Revenge. You know what? This is fine. Vengeance and hatred is powerful stuff, and it’s actually a very common motivation for real-world crimes, though usually more of that heat-of-the-moment crime rather than the stuff you can build a plot from. The trick here, though, is to make both the target and the scale of the revenge believable. A villain who wants to bomb France because they were rude to him in a cafe, well…dude, get over it. But if French forces destroyed his village or bombed his country? Yeah, that works. Some creativity helps here, too, because revenge can get banal if handled poorly.
I can do it best. You know all those super-geniuses out there? Those powerful sorcerers? Aliens? Politicians? They’re going after the brass ring to take over the world (or some lesser goal) not because they want to rule, but that their immense gifts are practically begging them to step up and do the job. This can actually start with a sort of perverse form of compassion — if a supervillain can end war, shouldn’t he? And if he can do that and ensure peace for years and years to come, a few people getting hurt in the meantime is a very small price to pay. Yes, this is totally an ego trip, but it can be more complex than that, too.
Mine! And yes, there’s some folks who simply want it all and feel quite entitled to go get it. Part of that may be due to capability (see above), and maybe part of it, or all of it, is just because someone took something from them, or they never had it all. They could’ve been oppressed earlier in life. Or maybe what it boils down to is just a massive case of entitlement. Even so, the villain likely may feel there’s another motivation there, or at least pretends to have one. The really interesting thing is that when confronted with the base motivation of greed or lust, the villain may have a tough time accepting that — or he may embrace it.
Obviously, these are just broad strokes, and most good villains will have more than one motivation for what they’re doing, especially if their plans are complex or world-spanning. Again, I personally think a good villain in a story does what they do because they believe it’s for the best, even if it’s obvious to the protagonists (and the reader) that the villain’s definition of “best” is pretty skewed.
Finally, here’s a few things you may want to be careful with.
Money and/or power. You might be saying, well, duh. But let’s be clear about this. Lots and lots of villains want money or power — but few want it for its own sake. These are usually a means to an end. What does the villain want with his or her billions? What will the villain do with dictatorial powers? If they just want to live large and do what they want, well, that’s fine (see Mine!) — there’s some folks for whom that’s the extent of their ambitions. But even then, if they manage to come out on top, would they be content with that?

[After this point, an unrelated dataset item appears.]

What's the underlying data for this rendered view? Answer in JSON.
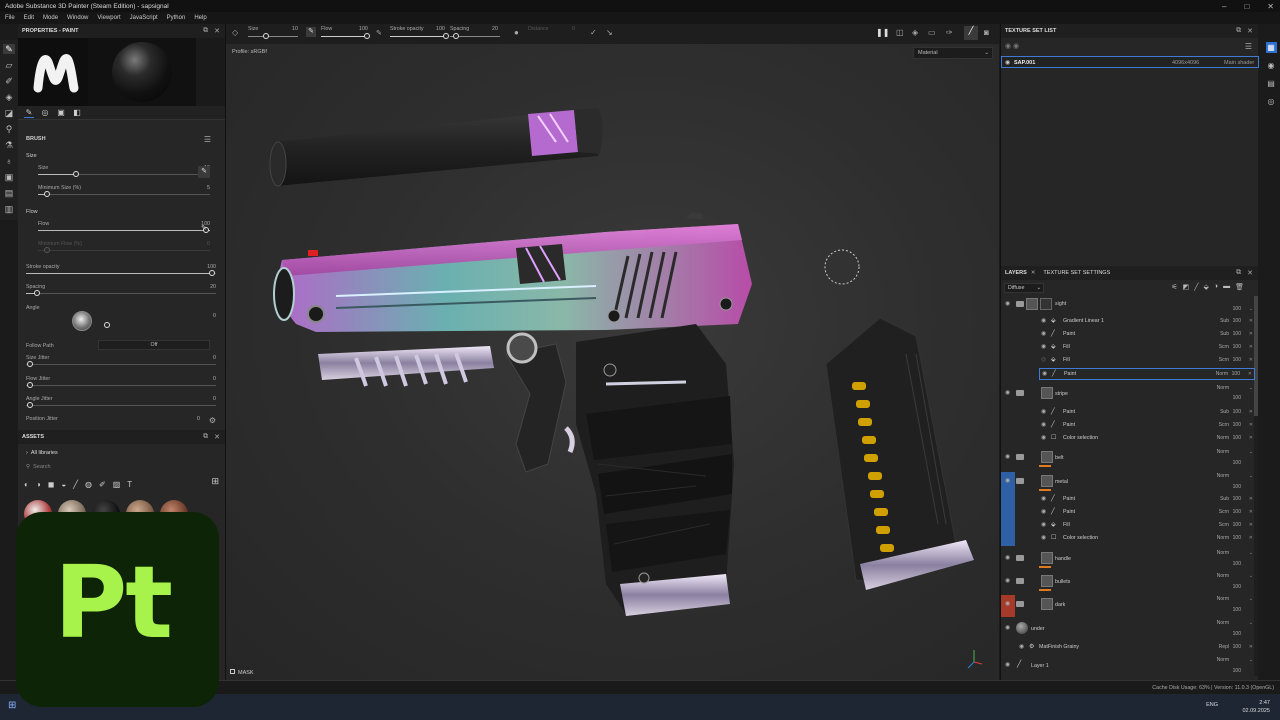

Insanity. Most villains are, to varying degrees, psychopathic . (Psychopathy being defined as antisocial, lacking in remorse and empathy, disinhibited egotism, etc.) Very few are at the Joker’s level of absolute insanity, and let’s be super clear here — writing actual insanity is hugely difficult, not to mention a minefield of trouble when it comes to properly writing real-world mental health issues. And again, even extreme psychopathy isn’t the main reason a person is villainous — the villainy is due to whatever he or she wants to do. Plus, personally, I think insanity is a weak-sauce source of villainy, and realistically, would be crippling rather than empowering or motivational.